Marlow begins to recount a story about his journey into Africa. It is thus from Marlow’s perspective that the rest of Heart of Darkness is told – with occasional interjections by the unnamed framed narrator we hear from at the very beginning of the text.


Marlow explains to his listeners that his childhood “passion for maps” and his curiosity about the serpentine river that he saw snaking through the centre of Africa motivated his determination to visit the country. With the help of his enthusiastic Aunt, he obtains a job with a trading Company that will enable him to travel into Africa. Marlow travels across the Channel to a city he ominously refers to as the “sepulchral city” to sign his contract with the Company. Whilst waiting to meet the Company’s Director, he is greeted by two women “furiously knitting” black wool – allusions to the Fates that appear in Greek mythology. He also meets a doctor, who casually but portentously asks Marlow if there is any “madness” in his family. On this note Marlow sets out to Africa.


After travelling around the African coast in a French steamer, Marlow reaches the mouth of the river referenced earlier. A little up the river he finds the Company’s station, where he is astounded at the lack of work the Company seems to be undertaking. Here he also stumbles upon what becomes known as the grove of death’ – a copse in which the African natives, sickened by the work they have been forced to undertake by European colonisers, have crawled into to die. As he is heading back towards the station, an appalled Marlow meets the immaculately dressed but callous Company’s Accountant, whom he respects for his orderliness despite his complete indifference to the suffering of the natives above him. The Accountant introduces us to Mr Kurtz, though at this point little is known about the man.


Ten days later, Marlow sets off on a two-hundred-mile tramp to the Central Station. Here, one of the white pilgrims informs him that his steamer has sunk to the bottom of the river. Marlow also meets the General Manager, a man even colder than the Accountant, but otherwise unremarkable (though he possesses a smile that makes Marlow uneasy). Confused and frustrated, Marlow sets to work repairing his sunken ship, occasionally criticising the other employees of the Company (including a Brick-maker who has made very little bricks), and developing an interest in Mr Kurtz (now revealed to be the chief of the Inner Station where Marlow is headed).

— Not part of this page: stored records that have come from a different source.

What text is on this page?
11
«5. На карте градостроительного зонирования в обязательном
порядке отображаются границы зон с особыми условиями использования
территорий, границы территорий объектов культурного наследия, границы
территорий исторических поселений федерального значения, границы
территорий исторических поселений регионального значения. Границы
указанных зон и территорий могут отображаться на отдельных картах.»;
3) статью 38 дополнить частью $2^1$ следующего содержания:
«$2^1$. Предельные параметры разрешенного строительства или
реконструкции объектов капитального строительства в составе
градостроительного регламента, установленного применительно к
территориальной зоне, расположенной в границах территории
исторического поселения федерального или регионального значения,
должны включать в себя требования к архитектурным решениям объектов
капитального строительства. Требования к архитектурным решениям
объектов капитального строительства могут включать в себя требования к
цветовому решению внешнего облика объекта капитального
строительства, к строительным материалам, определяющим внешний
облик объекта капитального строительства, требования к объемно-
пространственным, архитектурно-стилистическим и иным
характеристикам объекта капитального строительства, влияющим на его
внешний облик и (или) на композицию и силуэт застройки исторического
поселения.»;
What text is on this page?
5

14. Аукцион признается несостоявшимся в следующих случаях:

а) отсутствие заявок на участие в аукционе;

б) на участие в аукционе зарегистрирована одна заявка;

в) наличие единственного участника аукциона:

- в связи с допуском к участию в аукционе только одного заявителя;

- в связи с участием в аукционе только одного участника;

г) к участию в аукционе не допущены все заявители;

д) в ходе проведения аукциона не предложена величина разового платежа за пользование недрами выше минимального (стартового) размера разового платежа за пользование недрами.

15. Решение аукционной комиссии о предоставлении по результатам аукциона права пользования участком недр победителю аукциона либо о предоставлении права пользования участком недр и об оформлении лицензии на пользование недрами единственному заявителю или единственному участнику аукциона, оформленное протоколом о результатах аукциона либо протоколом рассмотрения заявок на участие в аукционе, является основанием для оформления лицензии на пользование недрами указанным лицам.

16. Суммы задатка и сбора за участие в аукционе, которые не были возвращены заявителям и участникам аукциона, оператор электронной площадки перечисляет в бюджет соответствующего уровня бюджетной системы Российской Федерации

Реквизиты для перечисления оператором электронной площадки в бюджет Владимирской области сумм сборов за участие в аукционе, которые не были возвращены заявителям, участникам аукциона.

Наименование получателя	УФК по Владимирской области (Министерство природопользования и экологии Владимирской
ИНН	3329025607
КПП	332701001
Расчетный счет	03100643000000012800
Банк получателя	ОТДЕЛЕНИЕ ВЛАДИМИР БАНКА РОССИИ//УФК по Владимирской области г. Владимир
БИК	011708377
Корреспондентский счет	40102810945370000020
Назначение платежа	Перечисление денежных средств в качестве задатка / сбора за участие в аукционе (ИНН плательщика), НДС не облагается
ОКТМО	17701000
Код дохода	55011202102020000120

Marlow sets off again up the river. Around eight miles from Kurtz’ station, after navigating through intense fog, he and his crew are attacked by a group of African natives on the shore (Marlow describes being “shot at” by “tiny arrows”). One of these arrows strikes and kills Marlow’s native helmsman. Already disillusioned, Marlow finally reaches the Inner Station, where he encounters an enthusiastic Russian man he likens to a harlequin. Hedonistic and excitable, the Russian hero-worships Mr Kurtz. However, when Marlow does encounter the enigmatic Kurtz, the brilliant man is so emaciated (both physically and psychologically) that he resembles an “ivory ball”. Having surrendered completely to his most avaricious and brutal instincts, Kurtz no longer appears human – though his voice remains eloquent and persuasive. After a strange incident during which Marlow – himself strangely captivated by the “spell of the wilderness”, and struck by a “pure abstract terror” – stops Kurtz from partaking in a midnight ritual involving drums and incantations, the steamboat again leaves the Inner Station, this time with Kurtz (who dies after uttering the final, esoteric phrase “the horror, the horror!”).


Disorientated and disenchanted, Marlow returns once again to the sepulchral city, where he visits Kurtz’s Intended. Still in mourning though over a year has passed since Kurtz’s death, the Intended appears both utterly pure and irrevocably dark – a reflection of the darkness at the very core of the civilising mission upon which Marlow had originally embarked.